THERE WAS A PHONE MESSAGE
waiting for me when I got home. Curtis. He'd been home for a few weeks now, he said. He'd come home to a subpoena. He assumed I had one too. He'd been trying to avoid contact, but…. “Hell, I missed you, McGinn.” I could almost see his slow smile as he said the words. “Come up for dinner tonight if you get this message in time.”

I called ahead. I let Curtis feed me a Spanish omelette and pour me a glass of wine. We assumed our usual places at each end of the lime-green couch.

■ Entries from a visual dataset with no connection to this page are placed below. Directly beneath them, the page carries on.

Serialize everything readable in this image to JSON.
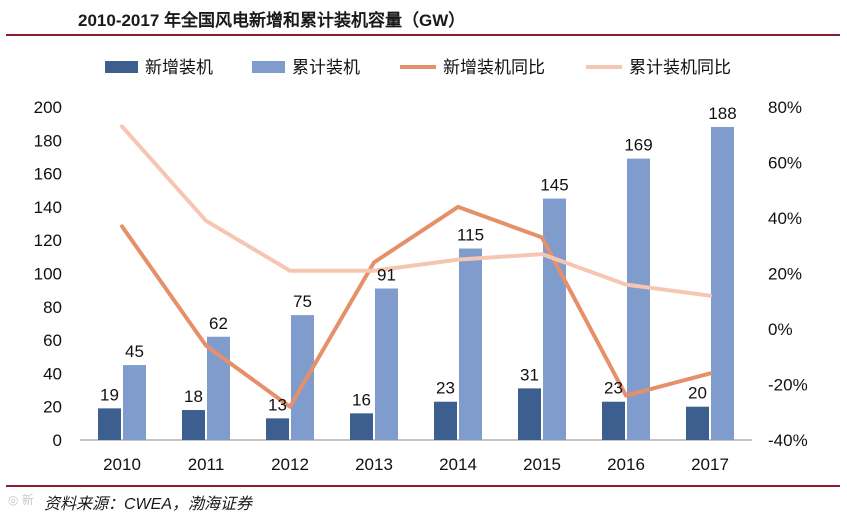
{
  "title": "2010-2017 年全国风电新增和累计装机容量（GW）",
  "source": "资料来源：CWEA，渤海证券",
  "chart_data": {
    "type": "bar",
    "categories": [
      "2010",
      "2011",
      "2012",
      "2013",
      "2014",
      "2015",
      "2016",
      "2017"
    ],
    "series": [
      {
        "name": "新增装机",
        "kind": "bar",
        "axis": "left",
        "color": "#3d5f8f",
        "values": [
          19,
          18,
          13,
          16,
          23,
          31,
          23,
          20
        ]
      },
      {
        "name": "累计装机",
        "kind": "bar",
        "axis": "left",
        "color": "#7f9ccd",
        "values": [
          45,
          62,
          75,
          91,
          115,
          145,
          169,
          188
        ]
      },
      {
        "name": "新增装机同比",
        "kind": "line",
        "axis": "right",
        "color": "#e6906a",
        "values": [
          37,
          -6,
          -28,
          24,
          44,
          33,
          -24,
          -16
        ]
      },
      {
        "name": "累计装机同比",
        "kind": "line",
        "axis": "right",
        "color": "#f5c7b2",
        "values": [
          73,
          39,
          21,
          21,
          25,
          27,
          16,
          12
        ]
      }
    ],
    "ylim_left": [
      0,
      200
    ],
    "yticks_left": [
      "0",
      "20",
      "40",
      "60",
      "80",
      "100",
      "120",
      "140",
      "160",
      "180",
      "200"
    ],
    "ylim_right": [
      -40,
      80
    ],
    "yticks_right": [
      "-40%",
      "-20%",
      "0%",
      "20%",
      "40%",
      "60%",
      "80%"
    ],
    "legend_position": "top"
  }
}
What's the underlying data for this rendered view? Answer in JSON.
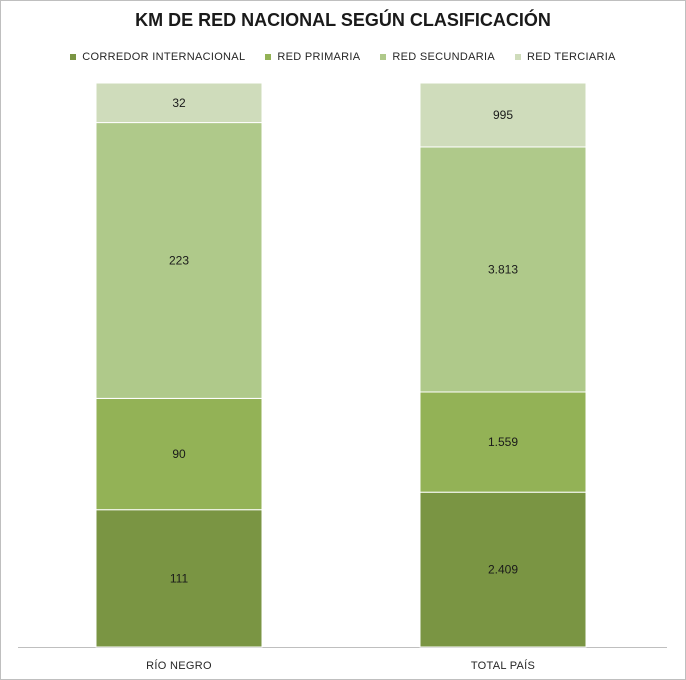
{
  "chart_data": {
    "type": "bar",
    "stacked": true,
    "title": "KM DE RED NACIONAL SEGÚN CLASIFICACIÓN",
    "categories": [
      "RÍO NEGRO",
      "TOTAL PAÍS"
    ],
    "series": [
      {
        "name": "CORREDOR INTERNACIONAL",
        "color": "#7a9543",
        "values": [
          111,
          2409
        ],
        "labels": [
          "111",
          "2.409"
        ]
      },
      {
        "name": "RED PRIMARIA",
        "color": "#93b256",
        "values": [
          90,
          1559
        ],
        "labels": [
          "90",
          "1.559"
        ]
      },
      {
        "name": "RED SECUNDARIA",
        "color": "#afc98a",
        "values": [
          223,
          3813
        ],
        "labels": [
          "223",
          "3.813"
        ]
      },
      {
        "name": "RED TERCIARIA",
        "color": "#cfdcbb",
        "values": [
          32,
          995
        ],
        "labels": [
          "32",
          "995"
        ]
      }
    ],
    "normalized_100_percent": true,
    "legend_position": "top",
    "grid": false,
    "xlabel": "",
    "ylabel": ""
  }
}
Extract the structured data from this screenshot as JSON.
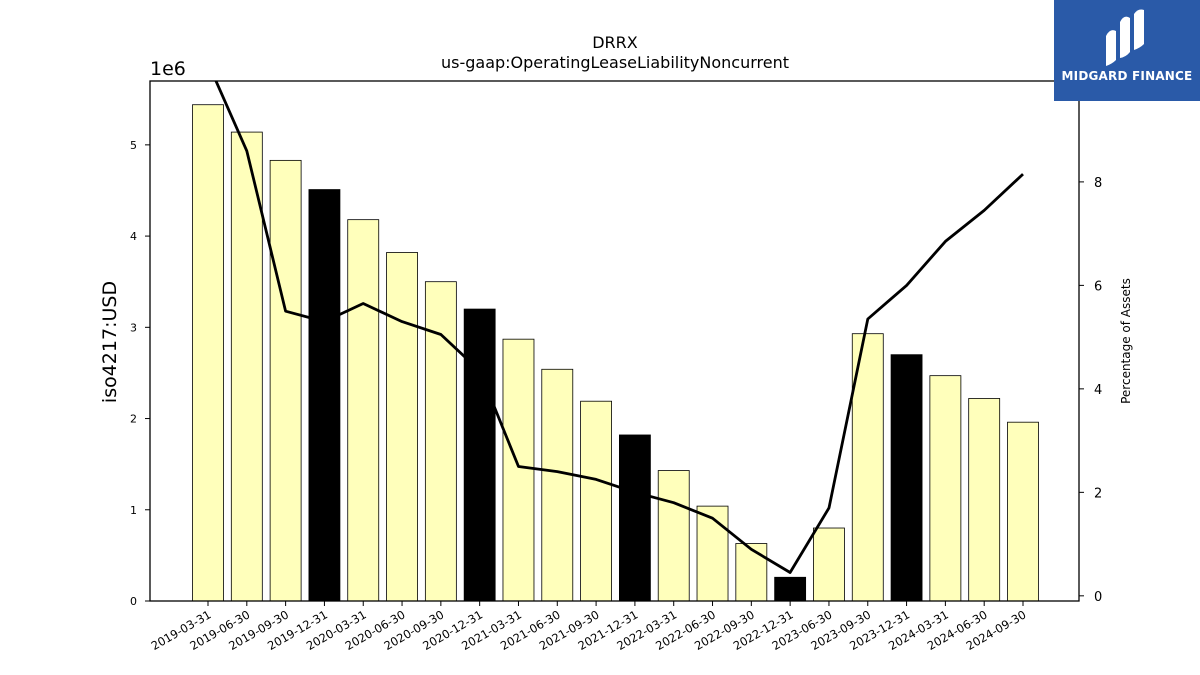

“I don't want to talk about the hearing,” I said. “I want to hear about Easter.
Last
Easter.”

“Easter,” Curtis repeated, with a sigh. There was a silence while he brought Easter back. Then he spoke. “She called me the Thursday before Easter. She needed a break. I invited her to come up to the cottage. She said she'd bring the wine.”

*

THEY CLIMBED UP THE LADDER
to the tree-house. From under the wide canopy of pine branches the lake, still frozen white, was just barely visible. Lucy sat in the bamboo bucket swing—her seat. She wore her navy pea coat against the chill of the April air and held her wine glass in gloved hands. Curtis sat on the wide railing.

She watched his easy posture and his sexy body in his jean jacket with appreciative eyes.

She didn't tell Curtis that Tim didn't know where she was—exactly. She'd left a note that she was driving up to the Gatineaus to go for a walk. That she would be back by six for dinner.

“So did the money come yet?”

“No. Can you
believe
it?”

“Yes,” laughed Curtis.

Lucy watched his beautiful smile and ignored his skeptical reply. She didn't want to talk about her life. She asked questions instead. About how he was doing, about his work, his family. She could see he was taken aback. Impressed that she had made some progress out of her self-absorption.

Lucy was impressed too: at the way he expressed himself, at his serenity, his confidence. Why had she given this up? She knew why. She hadn't been able to appreciate him then. She had been too busy trying to meld him into her idea of who he should be. But the chemistry was still there—patently there. Who was to say that when Tim was out of her life…. They could take it slow this time. Maybe she could rent a cottage nearby….

No.
She pressed down hard on those thoughts. There was no going back.

But couldn't they go on?

She didn't know. She didn't have to know.